Ukraine developments
Zelenskyy will visit the U.S. on Friday. The Ukrainian leader is headed to Washington for talks with President Trump, who has been pressing a deal with Kyiv that would give the U.S. access to certain of Ukraine’s mineral resources in exchange for … well, it’s not clear what it would be in exchange for so far, the New York Times reports, citing a copy of the U.S.-Ukraine agreement, which may not be the final draft.
The latest: “A draft of an agreement calling for Ukraine to hand over to the United States revenue from natural resources includes new language referring to security guarantees, a provision Kyiv had pressed for vigorously in negotiations,” the Times reported Wednesday morning. However, “the reference is vague and does not signal any specific American commitment to safeguarding Ukraine’s security,” the paper notes.
Fine print: “[A]ccepting the agreement was a necessary precondition of Trump’s invitation to Zelenskyy to meet on Friday,” a White House official told the Associated Press.
“This agreement may either be a great success or quietly fade away,” Zelenskyy said Wednesday. “And I believe success depends on our conversation with President Trump.”
Changing winds? European countries provided more military aid to Ukraine last year than the U.S., the Wall Street Journal reported Tuesday, citing European officials. But going back to the start of the full-scale Russian invasion three years ago, the U.S. has done more than Europe in terms of military support, totaling almost $70 billion from the U.S., which the Journal notes “is more than all of Ukraine’s other Western allies combined,” according to data from the Kiel Institute for the World Economy.
Also worth noting: “Ukraine currently builds or finances about 55% of its military hardware. The U.S. supplies around 20%, while Europe supplies 25%,” an unnamed Western official told the Journal.
Today at the White House, British Prime Minister Keir Starmer is dropping by for talks with Trump. Starmer’s team just announced plans to raise UK defense spending to 2.5% of GDP by 2027.

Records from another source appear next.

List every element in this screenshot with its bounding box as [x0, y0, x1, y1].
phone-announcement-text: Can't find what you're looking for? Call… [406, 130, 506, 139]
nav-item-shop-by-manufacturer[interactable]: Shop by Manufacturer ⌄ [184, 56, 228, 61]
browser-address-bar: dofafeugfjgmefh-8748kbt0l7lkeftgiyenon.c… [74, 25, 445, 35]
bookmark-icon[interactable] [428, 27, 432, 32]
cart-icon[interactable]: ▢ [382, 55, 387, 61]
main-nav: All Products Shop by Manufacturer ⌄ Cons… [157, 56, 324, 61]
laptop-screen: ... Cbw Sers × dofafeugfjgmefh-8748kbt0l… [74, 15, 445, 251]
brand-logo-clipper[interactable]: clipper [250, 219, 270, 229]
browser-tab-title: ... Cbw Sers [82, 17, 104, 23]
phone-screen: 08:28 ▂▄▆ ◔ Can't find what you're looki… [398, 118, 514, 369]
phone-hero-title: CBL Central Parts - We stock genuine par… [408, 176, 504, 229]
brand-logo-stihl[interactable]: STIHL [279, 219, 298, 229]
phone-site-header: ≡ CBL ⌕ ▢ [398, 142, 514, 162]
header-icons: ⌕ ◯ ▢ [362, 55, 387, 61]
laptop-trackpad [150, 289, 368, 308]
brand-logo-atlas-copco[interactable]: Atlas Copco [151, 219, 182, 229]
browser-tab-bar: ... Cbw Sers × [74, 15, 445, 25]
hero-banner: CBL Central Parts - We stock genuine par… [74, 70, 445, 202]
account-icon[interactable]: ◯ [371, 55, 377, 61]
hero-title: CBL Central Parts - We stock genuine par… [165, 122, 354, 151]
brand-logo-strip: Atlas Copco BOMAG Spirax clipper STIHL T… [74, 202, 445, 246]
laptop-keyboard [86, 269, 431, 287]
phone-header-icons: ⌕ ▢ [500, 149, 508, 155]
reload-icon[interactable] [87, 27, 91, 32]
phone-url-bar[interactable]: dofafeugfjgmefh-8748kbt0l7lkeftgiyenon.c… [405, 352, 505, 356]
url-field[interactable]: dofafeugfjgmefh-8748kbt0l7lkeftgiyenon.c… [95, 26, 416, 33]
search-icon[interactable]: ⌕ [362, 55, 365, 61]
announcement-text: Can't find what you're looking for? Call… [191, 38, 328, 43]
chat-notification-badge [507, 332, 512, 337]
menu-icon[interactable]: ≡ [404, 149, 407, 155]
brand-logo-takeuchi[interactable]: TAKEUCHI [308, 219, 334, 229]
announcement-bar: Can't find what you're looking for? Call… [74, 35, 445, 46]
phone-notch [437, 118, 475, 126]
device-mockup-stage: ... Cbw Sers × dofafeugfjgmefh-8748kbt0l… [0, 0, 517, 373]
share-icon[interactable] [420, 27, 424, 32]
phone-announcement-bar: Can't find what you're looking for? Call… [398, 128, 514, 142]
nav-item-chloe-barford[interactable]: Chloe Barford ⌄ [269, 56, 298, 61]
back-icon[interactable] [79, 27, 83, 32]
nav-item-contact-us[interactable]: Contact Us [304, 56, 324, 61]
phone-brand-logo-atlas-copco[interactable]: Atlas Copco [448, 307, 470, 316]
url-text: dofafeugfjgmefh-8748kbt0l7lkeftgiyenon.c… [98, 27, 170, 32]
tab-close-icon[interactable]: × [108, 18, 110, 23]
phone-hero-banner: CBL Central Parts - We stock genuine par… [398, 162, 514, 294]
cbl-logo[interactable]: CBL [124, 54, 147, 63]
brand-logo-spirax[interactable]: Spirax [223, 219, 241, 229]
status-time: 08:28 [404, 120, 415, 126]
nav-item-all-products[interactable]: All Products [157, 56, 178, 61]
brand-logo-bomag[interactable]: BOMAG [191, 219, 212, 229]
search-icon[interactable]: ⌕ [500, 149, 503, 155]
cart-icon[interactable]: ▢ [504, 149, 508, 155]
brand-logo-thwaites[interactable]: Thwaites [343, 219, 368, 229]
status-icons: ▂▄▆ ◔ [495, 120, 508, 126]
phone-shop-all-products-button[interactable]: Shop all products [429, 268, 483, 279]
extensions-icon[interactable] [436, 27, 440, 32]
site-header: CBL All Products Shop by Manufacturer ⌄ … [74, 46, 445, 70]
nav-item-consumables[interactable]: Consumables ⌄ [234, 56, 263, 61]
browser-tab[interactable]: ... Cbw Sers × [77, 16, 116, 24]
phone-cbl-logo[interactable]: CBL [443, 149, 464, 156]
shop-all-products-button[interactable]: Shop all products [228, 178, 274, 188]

The Brits also said “the definition of defence spending will be updated to recognise what our security and intelligence agencies do to boost our security, as well as our military,” as this more accurately reflects “the modern hybrid threats we face, from cyber-attacks to sabotage,” officials said Tuesday. “This change means that the UK will now spend 2.6% of GDP on defence in 2027,” they added.
Starmer said the increases will be paid in part by a 40% decrease in international aid. As planned, it would also represent “the biggest sustained increase in defence spending since the end of the Cold War,” the prime minister said.
For the record, “Britain’s defence ministry said it spent 53.9 billion pounds [or about $68 billion] in the 2023/24 financial year,” Reuters reports. The new plans mean the UK will spend 13.4 billion pounds (or about $17 billion) on defense in 2027.
For Ukraine’s radar: Starmer is also bringing to the White House “a European initiative to field a 30,000-strong peacekeeping force” to help manage what happens next with Russia’s Ukraine invasion, the Times reports.
One possible catch: The plan “would nonetheless require an American ‘backstop’ of military assistance, such as American satellite surveillance, air defense or air force support.” And it’s unclear how Trump will respond to that.
Related reading: “Under Trump, America’s New Friends: Russia, North Korea and Belarus,” Peter Baker of the New York Times reported in an analysis piece published Tuesday.
Etc.
Retreat from great power competition? “Seems pretty clear that the Trump administration’s strategic orientation ain’t gonna be ‘great-power competition,’” Dan Nexon, a professor in the School of Foreign Service and the Department of Government at Georgetown University, wrote on social media this week. So far, “the policies adopted by the administration simply aren’t compatible with that,” he wrote in a thread on social media Tuesday. “Trump’s tariff plans for Mexico and Canada, as currently formulated, don’t just [****] up U.S. alliances — they’re structured in ways that encourage import substitution toward China.”
As a result, “The Trump administration seems prepared to concede large swaths of the globe and entire sectors of global governance to China. That’s not a GPC strategy,” said Nexon. “What we’re seeing now looks a lot like Russia’s vision of international order, in which members of the “great power club” act as a cartel while respecting one another’s privileged spheres of influence,” he said, which echoes what another policy analyst (Ankit Panda of the Carnegie Endowment for International Peace) observed a few weeks ago.
“The ‘twist’ here is that Trump’s foreign-policy views are also authoritarian and patrimonial in outlook—hence the emphasis on interpersonal ties to foreign leaders, especially autocrats, and the subordination of [U.S. foreign policy] to self-aggrandizement and even financial gain,” said Nexon.
Lastly today: Public-opinion check-in. A review of 300 or so surveys (data here) conducted between January 20 and February 24, 2025, shows, according to 538 pollster G. Elliott Morris, that “Americans voted for Trump, but don’t support his agenda.”
Support for his foreign policy is at -15, with 33% approving and 49% disapproving. The only two issues with more disapproval are his handling of crime (at -24) and healthcare (at -27).
Trump’s only significantly popular policy concerns his efforts to curb the civil rights of LGBT+ people, which registers as a net +16 approval across the surveys Morris assessed. (The three other issues in net-positive territory are energy at +5, environment at +3, and immigration at +2.)